Комната, в которую посадили меня, была 6 шагов длины и 4 ширины. Стены, после наводнения 1824 года, были покрыты пятнами; стекла были выкрашены белой краской, и внутри от них была вделана в окно крепкая железная решетка. Около окна в углу стояла кровать, на ней был тюфяк и госпитальное бумажное одеяло. Возле кровати стоял маленький столик, на нем кружка с водою — на кружке были вырезаны буквы «А. Р.». В другом углу, против кровати, была печь. В третьем углу, против печи, стульчак. Кроме того было еще два стула и на одном из них ночник. Когда я остался один, я был совершенно счастлив: пытка миновалась на этот раз, я имел время собраться с духом и даже спрашивал у себя, что они думали произвести надо мной надетыми на меня железами, которые, как я узнал после, весили 22 фунта.

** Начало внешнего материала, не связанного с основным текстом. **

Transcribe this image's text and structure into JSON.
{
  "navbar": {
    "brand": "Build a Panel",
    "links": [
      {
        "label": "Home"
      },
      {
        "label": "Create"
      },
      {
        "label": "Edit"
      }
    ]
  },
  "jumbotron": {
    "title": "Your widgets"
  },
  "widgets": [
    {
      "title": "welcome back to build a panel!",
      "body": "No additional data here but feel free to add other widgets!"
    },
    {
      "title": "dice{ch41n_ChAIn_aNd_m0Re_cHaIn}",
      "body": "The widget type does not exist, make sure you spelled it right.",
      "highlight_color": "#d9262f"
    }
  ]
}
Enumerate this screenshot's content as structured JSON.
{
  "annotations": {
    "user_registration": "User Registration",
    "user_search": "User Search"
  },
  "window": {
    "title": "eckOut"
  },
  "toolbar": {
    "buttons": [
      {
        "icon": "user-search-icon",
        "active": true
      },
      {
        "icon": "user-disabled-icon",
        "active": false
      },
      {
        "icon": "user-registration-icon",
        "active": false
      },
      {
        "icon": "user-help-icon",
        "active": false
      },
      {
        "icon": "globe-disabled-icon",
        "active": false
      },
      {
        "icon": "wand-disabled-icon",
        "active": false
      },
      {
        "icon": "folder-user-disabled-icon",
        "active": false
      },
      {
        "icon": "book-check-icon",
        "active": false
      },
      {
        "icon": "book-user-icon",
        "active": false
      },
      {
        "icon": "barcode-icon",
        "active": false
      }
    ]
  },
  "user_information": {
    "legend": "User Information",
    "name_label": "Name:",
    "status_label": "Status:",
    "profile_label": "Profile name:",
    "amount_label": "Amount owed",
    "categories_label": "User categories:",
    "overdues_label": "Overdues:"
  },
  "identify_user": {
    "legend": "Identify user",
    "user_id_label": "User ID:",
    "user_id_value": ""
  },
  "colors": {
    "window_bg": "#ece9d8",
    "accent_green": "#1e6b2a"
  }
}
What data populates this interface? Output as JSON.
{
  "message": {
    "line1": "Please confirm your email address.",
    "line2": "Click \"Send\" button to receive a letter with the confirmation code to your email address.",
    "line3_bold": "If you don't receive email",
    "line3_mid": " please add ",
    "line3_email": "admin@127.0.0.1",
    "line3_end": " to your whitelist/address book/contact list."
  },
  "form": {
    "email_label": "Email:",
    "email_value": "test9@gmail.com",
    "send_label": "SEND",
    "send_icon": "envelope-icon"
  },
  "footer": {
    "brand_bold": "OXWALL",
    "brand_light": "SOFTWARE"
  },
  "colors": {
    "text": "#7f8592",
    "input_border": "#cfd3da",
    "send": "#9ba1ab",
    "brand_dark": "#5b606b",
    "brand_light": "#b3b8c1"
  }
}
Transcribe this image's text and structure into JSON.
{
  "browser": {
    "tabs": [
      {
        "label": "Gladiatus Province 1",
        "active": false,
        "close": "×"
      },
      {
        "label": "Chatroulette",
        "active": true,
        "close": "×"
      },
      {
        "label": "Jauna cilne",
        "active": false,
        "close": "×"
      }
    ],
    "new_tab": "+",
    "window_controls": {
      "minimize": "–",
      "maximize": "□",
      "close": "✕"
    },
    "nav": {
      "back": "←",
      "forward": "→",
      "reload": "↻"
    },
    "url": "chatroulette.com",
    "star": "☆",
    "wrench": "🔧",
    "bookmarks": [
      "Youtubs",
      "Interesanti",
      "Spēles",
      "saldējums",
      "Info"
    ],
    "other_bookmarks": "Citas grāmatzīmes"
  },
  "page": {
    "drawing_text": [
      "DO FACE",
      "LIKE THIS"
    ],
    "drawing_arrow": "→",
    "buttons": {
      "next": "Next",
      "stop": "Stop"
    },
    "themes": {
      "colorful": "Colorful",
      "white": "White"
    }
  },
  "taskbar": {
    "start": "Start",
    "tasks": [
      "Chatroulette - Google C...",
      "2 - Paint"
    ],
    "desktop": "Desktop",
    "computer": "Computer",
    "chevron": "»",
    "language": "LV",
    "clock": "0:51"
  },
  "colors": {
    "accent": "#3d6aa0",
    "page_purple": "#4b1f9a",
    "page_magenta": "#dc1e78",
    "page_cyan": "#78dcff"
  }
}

В 9 часов принесли ужинать, причем солдат, исполнявший должность дворецкого, каждый раз очень вежливо кланялся. Не евши более двух суток, я поел щей с большим удовольствием. Ходить по комнате мне было нельзя, потому что в железах это было неудобно, и я опасался, что звук желез произведет неприятное чувство в соседях. Я лег спать и спал бы очень спокойно, ежели бы порой не пробуждали меня наручники.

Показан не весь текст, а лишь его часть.